Science explains personal space as a kind of physical barrier around someone which you are not supposed to breach, unless you want to threaten them. According to American neuroscientist Michael Graziano, author of The Space Between Us, “The brain computes a buffer zone around the body.” This “second skin”, he says, is constantly switched on like a force field. And this is why “you stand a little farther from your boss than from your friend, and much closer to your lover”.
Sticking strictly to the scientific explanation may be too simplistic. Personal space is not only about the physical distance. It is also about the mental space in which people are free to contemplate their thoughts and needs, independently from that of other people in their lives. This can become complicated in a marriage or a relationship. In a relationship, everything becomes a balancing act between two different personalities. Between individual needs, and, spending time together and giving yourself some 'me time'.
Being with your partner all the time may feel great, at least initially. But as the relationship moves past the honeymoon period, all the attention can become stifling. Understanding the importance of personal space is key to a balanced and fulfilling relationship. When somebody who was single gets married or gets into a relationship, how can that person deal better with or adjust to the presence of another individual in their life? “Marriage is a decision to share your life with another,” says Anna Chandy, the chair of the board of trustees of Deepika Padukone's The Live Love Laugh Foundation. “It is important to explore and crystallise your values to become aware of those that are negotiable and those [that are] non-negotiable.” Sharing these with each other will promote a better understanding of each other as open communication will commence, says Chandy, who has experience in counselling, coaching and mentoring.
Open commuication is important, but it is not the same as being insensitively blunt. Gautam Nair, a sales executive, says: “Initially, there is no need to reveal everything about yourself to your spouse.” He added that this is especially true in an arranged marriage where people don't know each other that well. And while honesty is extremely important in a relationship, there is no need for dramatic confessions. “You could reveal things once your relationship has reached that level of trust” says Gautam, who has been married for two years. “But only if you feel like doing it. While your spouse is an important part of life, it is your life and your past and your experiences are your own.”
Another problem that couples complain about is being cut off from their past after committing to a relationship. Chandy says that expectations you have from your partner need to be discussed. “It is important to recognise that both individuals will need each other and some time alone,” she says. “Me time can include spending time with friends or even [for] hobbies.”
Sonia John, a bank employee who has been married less than two years, says: “I love my husband a lot, but some time for myself is very important to do things I like on my own. In my view, that strengthens a relationship. Otherwise you will be too dependent on your partner and will expect too much from them.” Also, the most important conflict that a woman faces after marriage, says Sonia, is to manage time between her new responsibilities and her parents. “The worst feeling is not being there for your parents when they need you after marriage,” she says. “And there will be situations when you have to make a choice.”

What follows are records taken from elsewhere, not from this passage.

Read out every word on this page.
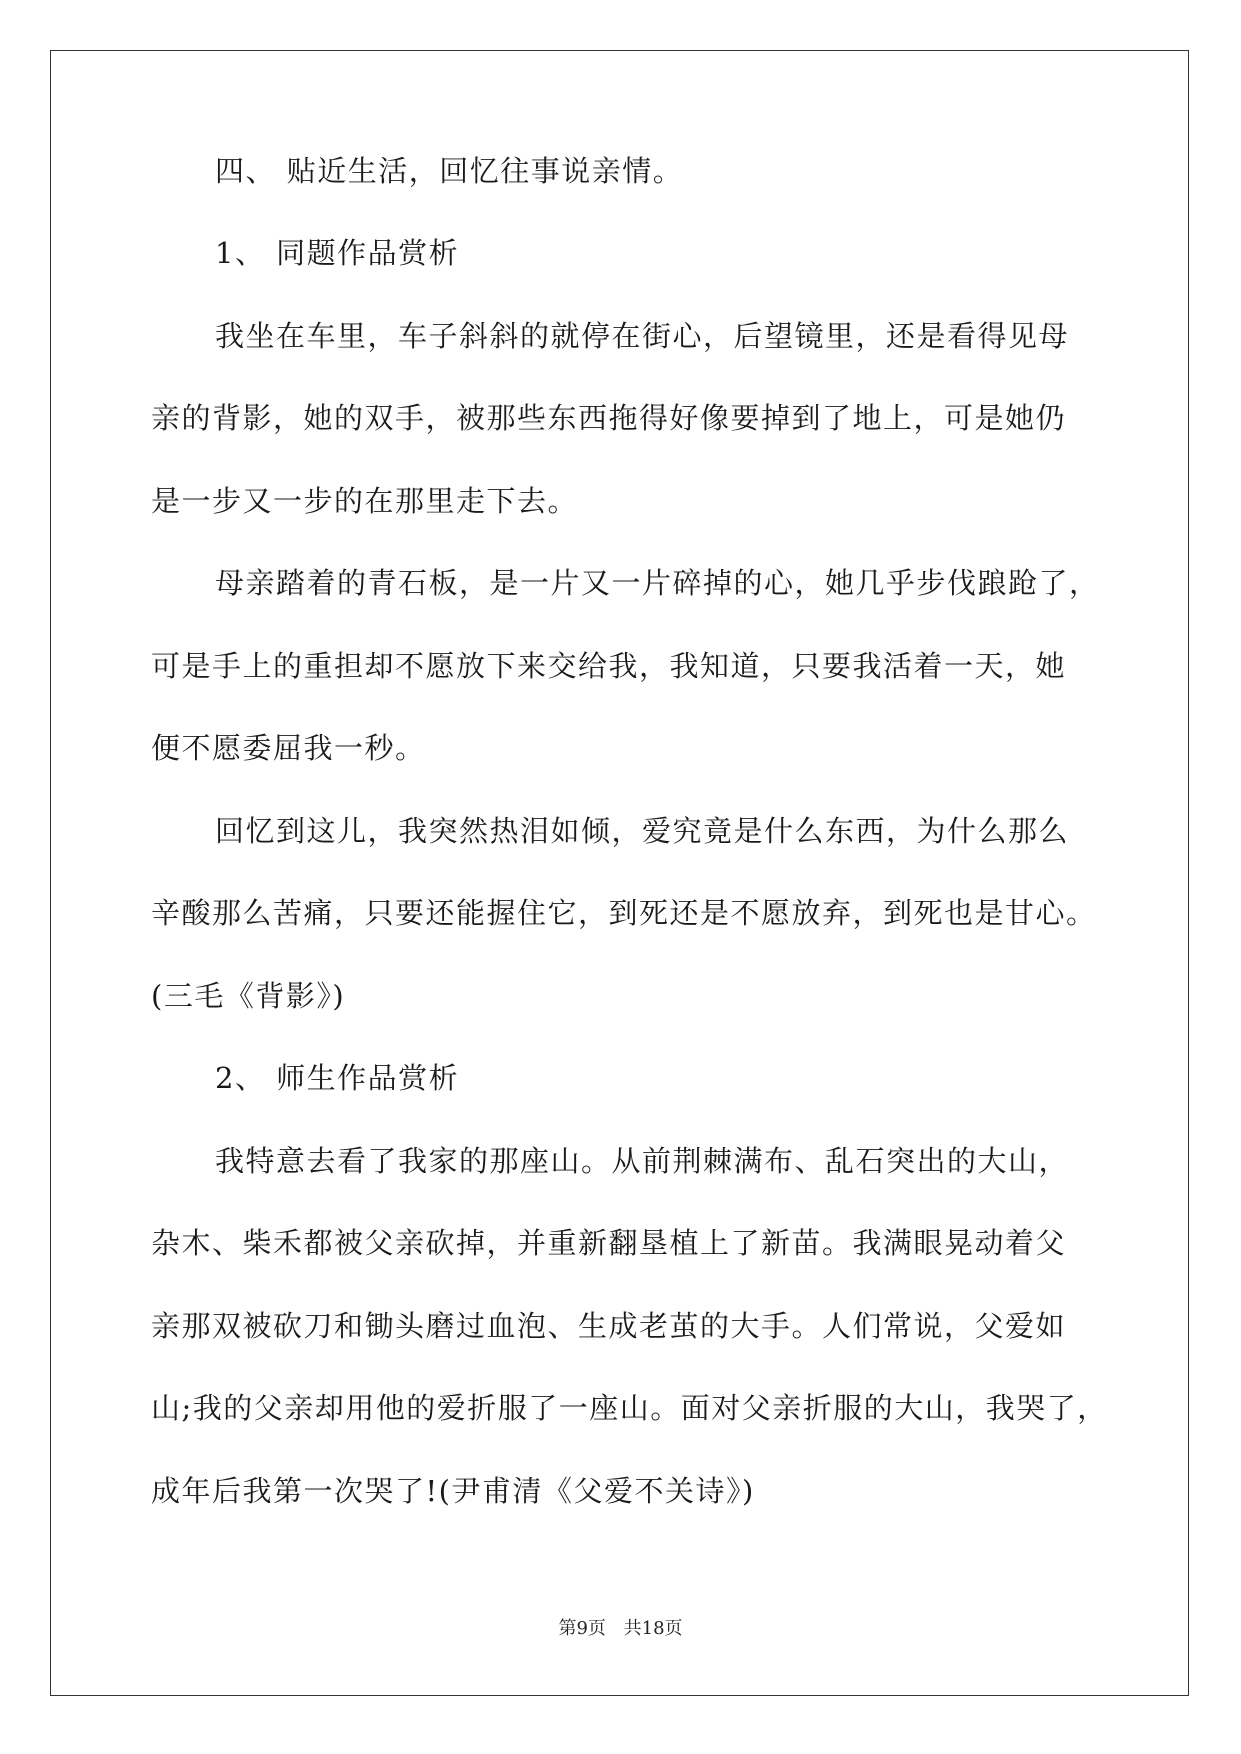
四、 贴近生活，回忆往事说亲情。
1、 同题作品赏析
我坐在车里，车子斜斜的就停在街心，后望镜里，还是看得见母
亲的背影，她的双手，被那些东西拖得好像要掉到了地上，可是她仍
是一步又一步的在那里走下去。
母亲踏着的青石板，是一片又一片碎掉的心，她几乎步伐踉跄了，
可是手上的重担却不愿放下来交给我，我知道，只要我活着一天，她
便不愿委屈我一秒。
回忆到这儿，我突然热泪如倾，爱究竟是什么东西，为什么那么
辛酸那么苦痛，只要还能握住它，到死还是不愿放弃，到死也是甘心。
(三毛《背影》)
2、 师生作品赏析
我特意去看了我家的那座山。从前荆棘满布、乱石突出的大山，
杂木、柴禾都被父亲砍掉，并重新翻垦植上了新苗。我满眼晃动着父
亲那双被砍刀和锄头磨过血泡、生成老茧的大手。人们常说，父爱如
山;我的父亲却用他的爱折服了一座山。面对父亲折服的大山，我哭了，
成年后我第一次哭了!(尹甫清《父爱不关诗》)
第9页 共18页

So what has to change after marriage and what should remain the same? “Personal time and space is essential in a relationship,” says Chandy. “This time enables individuals to reflect and often replenish their psychological energy.” And replenishing themselves, says Chandy, promotes satisfying relationships as both feel nurtured by themselves and the other instead of feeling emotionally tired and resentful.
“Sometimes you feel you no longer have the freedom which you had before marriage,” says Sonia. “But the feeling of always having somebody with you compensates for it.”